La salle bondée, un temps agitée, se trouve d'un coup plongée dans le silence attentif. Présent sur scène, l’Orchestre Symphonique de la Monnaie en grande formation s’offre comme un décor magistral pour petits et grands. Des cloches au glockenspiel traditionnel en passant par les hautbois, clarinettes et flûte orientale, chaque musicien semble expliquer et faire raisonner son instrument avec pédagogie. La musique se montre, et elle s’explique grâce à la présence scénique du narrateur Filip Jordens, qui, entre néerlandais et français, résume avec des touches humoristiques les tenants et aboutissants de La Flûte enchantée. Papageno rêve de sa Papagena, Tamino tue le serpent (représenté par une énorme marionnette en tissu), la Reine de la Nuit agite sa baguette avec fougue, et les enfants rient, applaudissent.
Au service de cette interprétation, les quatre solistes lyriques de la maison s’offrent avec spontanéité. Emma Posman, habituée du rôle de la Reine de la Nuit, déploie une apparente facilité de chant. Celle qui avait accepté en 2018 au pied levé (trois heures avant la première) d’interpréter ce rôle périlleux au prestigieux Festival de Salzbourg, pour une retransmission en direct, poursuit sur son audacieuse lancée et sa grande adaptabilité à la MM Academy de La Monnaie. Reconnaissable par une voix souple et très ornementée, l’élégance vocale de la chanteuse affirme un statut altier à la mesure de son rôle. Claire, directe, précise et véloce, la voix de la soprano touche les aigus sans difficulté et dessine une reine de la nuit vibrante de colère, féminine et aérienne.
La jeune soprano Margaux de Valensart trouve elle aussi en Pamina un rôle à la mesure de son élégance vocale, ronde, ample, riche et capable de lignes très claires.

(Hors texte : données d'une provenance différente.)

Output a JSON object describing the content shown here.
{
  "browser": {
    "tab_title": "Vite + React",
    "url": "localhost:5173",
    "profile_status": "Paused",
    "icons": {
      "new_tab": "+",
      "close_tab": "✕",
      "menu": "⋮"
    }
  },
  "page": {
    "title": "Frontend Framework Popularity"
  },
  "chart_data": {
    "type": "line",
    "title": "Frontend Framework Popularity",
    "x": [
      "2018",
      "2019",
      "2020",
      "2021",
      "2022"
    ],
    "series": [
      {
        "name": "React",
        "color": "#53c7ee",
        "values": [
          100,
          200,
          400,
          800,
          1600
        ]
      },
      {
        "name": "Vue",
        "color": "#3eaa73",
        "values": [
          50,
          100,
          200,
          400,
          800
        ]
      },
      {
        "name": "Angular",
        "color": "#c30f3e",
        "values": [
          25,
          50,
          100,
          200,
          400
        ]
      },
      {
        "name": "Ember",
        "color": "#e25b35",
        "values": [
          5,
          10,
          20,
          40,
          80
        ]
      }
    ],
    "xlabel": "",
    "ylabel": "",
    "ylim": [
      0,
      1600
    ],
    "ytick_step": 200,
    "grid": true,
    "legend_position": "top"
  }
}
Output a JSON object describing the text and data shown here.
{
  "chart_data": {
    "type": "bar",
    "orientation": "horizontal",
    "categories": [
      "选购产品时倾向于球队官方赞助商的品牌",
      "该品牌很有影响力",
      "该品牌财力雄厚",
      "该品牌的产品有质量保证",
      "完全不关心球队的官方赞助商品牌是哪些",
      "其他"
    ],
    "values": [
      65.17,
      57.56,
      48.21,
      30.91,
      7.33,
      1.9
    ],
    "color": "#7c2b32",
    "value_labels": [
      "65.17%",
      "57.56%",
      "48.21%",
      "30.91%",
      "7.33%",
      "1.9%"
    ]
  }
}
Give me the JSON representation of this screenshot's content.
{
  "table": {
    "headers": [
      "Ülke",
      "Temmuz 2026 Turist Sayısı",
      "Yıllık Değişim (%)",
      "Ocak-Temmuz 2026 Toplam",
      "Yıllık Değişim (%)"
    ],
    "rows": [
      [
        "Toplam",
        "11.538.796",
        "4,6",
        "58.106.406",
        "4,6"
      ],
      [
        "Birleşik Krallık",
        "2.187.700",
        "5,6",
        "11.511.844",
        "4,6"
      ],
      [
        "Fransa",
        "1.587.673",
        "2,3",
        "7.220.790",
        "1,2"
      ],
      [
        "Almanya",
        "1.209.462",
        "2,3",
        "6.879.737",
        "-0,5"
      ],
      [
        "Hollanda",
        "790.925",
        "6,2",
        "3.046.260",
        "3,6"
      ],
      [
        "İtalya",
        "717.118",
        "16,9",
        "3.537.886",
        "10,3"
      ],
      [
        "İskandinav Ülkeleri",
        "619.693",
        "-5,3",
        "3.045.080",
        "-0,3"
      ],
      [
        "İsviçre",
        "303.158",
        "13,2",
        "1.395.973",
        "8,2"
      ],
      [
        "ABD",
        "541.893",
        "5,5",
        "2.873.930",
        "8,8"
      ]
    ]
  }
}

Pamina est ainsi complexe, autoritaire et fière, ses aigus sonnent perçants, légers et limpides (pour celle qui reviendra en coryphée et Bohémienne dans Les Huguenots de Meyerbeer prévu en juin prochain). Le baryton Kamil Ben Hsaïn Lachiri montre également une apparente facilité de jeu et une précision de voix, s’adaptant avec malice au regard et aux oreilles des enfants, offrant un caractère touchant d’une simple efficacité de jeu, avec une richesse de voix perspicace.
Enfin, Maxime Melnik, que le public bruxellois vient tout juste d'applaudir en jeune chanteur rocker du Triptyque de Puccini (et qui reviendra la saison prochaine) offre une voix précise et claire au fourbe et vil Monostatos. Les arias sonnent placées, pincées, serrées car nourries de tendance démoniaque (qui ravissent les jeunes enfants). Puissante, véloce et précise, la diction du chanteur s’accorde avec une gestuelle très théâtrale.
Les enfants applaudissent et s'annoncent en ce faisant comme une nouvelle génération de mélomanes émerveillés par le partage de ce moment privilégié, servi par un casting dévoué.